The Post discusses how the decline of pension plans has meant that many workers now face the prospect of remaining employed well into their final years of life, never retiring, never paying off their mortgages. What does the Democratic Party have to offer these people? What is it proposing to do to fix this? Even the reworked “populist” messaging the party tried out after 2016 did little more than emphasize “jobs.”
But Democrats’ reworked messaging — I assume this is a reference to the “Better Deal” — does include an idea for building up pensions. The Butch Lewis Act, introduced by Sen. Sherrod Brown (D-Ohio) and then folded into the Better Deal, would create a Pension Rehabilitation Administration, which would invest money to fund any shortfalls in public sector pensions. (Companies would pay back into the PRA with the extra money they got from the investments.) In 2016, President Barack Obama suggested increasing Social Security payments as another way to fight poverty among the elderly, an idea that had been proposed by Brown and adopted during the presidential campaign of Sen. Bernie Sanders (I-Vt.).

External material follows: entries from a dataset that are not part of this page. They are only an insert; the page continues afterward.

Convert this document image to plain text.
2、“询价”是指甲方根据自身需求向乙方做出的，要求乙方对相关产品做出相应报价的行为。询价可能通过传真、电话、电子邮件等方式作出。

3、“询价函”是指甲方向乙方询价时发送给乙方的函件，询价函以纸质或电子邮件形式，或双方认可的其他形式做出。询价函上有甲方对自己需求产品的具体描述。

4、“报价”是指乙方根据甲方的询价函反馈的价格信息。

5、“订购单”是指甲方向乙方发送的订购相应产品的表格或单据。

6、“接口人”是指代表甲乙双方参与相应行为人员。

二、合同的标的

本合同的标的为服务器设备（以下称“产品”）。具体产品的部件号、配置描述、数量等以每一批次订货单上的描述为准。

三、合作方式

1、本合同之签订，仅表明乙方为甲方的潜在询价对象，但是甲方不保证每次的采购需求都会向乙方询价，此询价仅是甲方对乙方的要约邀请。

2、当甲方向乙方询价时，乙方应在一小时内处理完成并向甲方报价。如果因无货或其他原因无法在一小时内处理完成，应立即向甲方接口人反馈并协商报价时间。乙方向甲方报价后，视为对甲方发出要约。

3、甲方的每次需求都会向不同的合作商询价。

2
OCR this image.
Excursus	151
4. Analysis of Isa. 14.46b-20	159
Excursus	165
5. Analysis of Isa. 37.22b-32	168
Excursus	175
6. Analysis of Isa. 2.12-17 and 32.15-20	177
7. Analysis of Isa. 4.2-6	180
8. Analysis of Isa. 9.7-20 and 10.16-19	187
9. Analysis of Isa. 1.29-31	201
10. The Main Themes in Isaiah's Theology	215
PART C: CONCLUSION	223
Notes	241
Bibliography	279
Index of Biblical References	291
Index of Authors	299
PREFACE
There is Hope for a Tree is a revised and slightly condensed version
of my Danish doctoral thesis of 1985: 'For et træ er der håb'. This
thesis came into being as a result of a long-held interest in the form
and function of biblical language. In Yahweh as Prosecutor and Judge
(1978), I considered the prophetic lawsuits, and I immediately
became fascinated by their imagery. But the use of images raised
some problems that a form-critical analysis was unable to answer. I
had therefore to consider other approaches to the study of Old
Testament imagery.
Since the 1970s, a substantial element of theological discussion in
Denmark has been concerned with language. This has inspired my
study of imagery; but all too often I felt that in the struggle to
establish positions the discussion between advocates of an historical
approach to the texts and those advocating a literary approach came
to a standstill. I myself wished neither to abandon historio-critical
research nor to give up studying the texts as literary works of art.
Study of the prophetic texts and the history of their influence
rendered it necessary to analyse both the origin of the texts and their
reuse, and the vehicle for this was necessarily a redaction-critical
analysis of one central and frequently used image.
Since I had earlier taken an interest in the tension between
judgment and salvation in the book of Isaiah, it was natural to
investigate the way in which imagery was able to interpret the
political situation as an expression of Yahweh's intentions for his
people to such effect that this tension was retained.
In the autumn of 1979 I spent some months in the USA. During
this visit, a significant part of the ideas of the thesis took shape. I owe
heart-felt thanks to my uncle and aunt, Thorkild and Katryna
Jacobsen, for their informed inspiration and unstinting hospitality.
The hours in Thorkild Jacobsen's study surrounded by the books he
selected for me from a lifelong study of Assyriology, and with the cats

That Social Security concept was an example of how parties usually generate their messages. They pitch ideas; they write bills; they fight in public about what can pass and what can’t. Democrats actually started this process much earlier than Republicans did in previous cycles; the 1994 “Contract With America,” which mostly compiled and repackaged bills that had been stalled by Democrats, was rolled out six weeks before that year’s election.
Robinson is right about one thing. In 2016, while Hillary Clinton proposed scores of new policies, her general election campaign ended up focusing on the unsuitability and scandals of her opponent. Democrats who watched Republicans squirm when asked what they thought about Trump realized, belatedly, that all the time spent talking about him was time not making a positive argument for Democrats. Clinton actually beat Trump by 23 points among voters who wanted a “president who cares about people like me.” But that advantage was lower than the one Democrats enjoyed in 2008 and 2012.
Since then, Democrats have argued plenty, in public, about what they’ll do if voters trust them again. “Why isn’t the media covering it?” We are, and it’s a lot more interesting than the sleepy debate on how they “can’t just be anti-Trump.”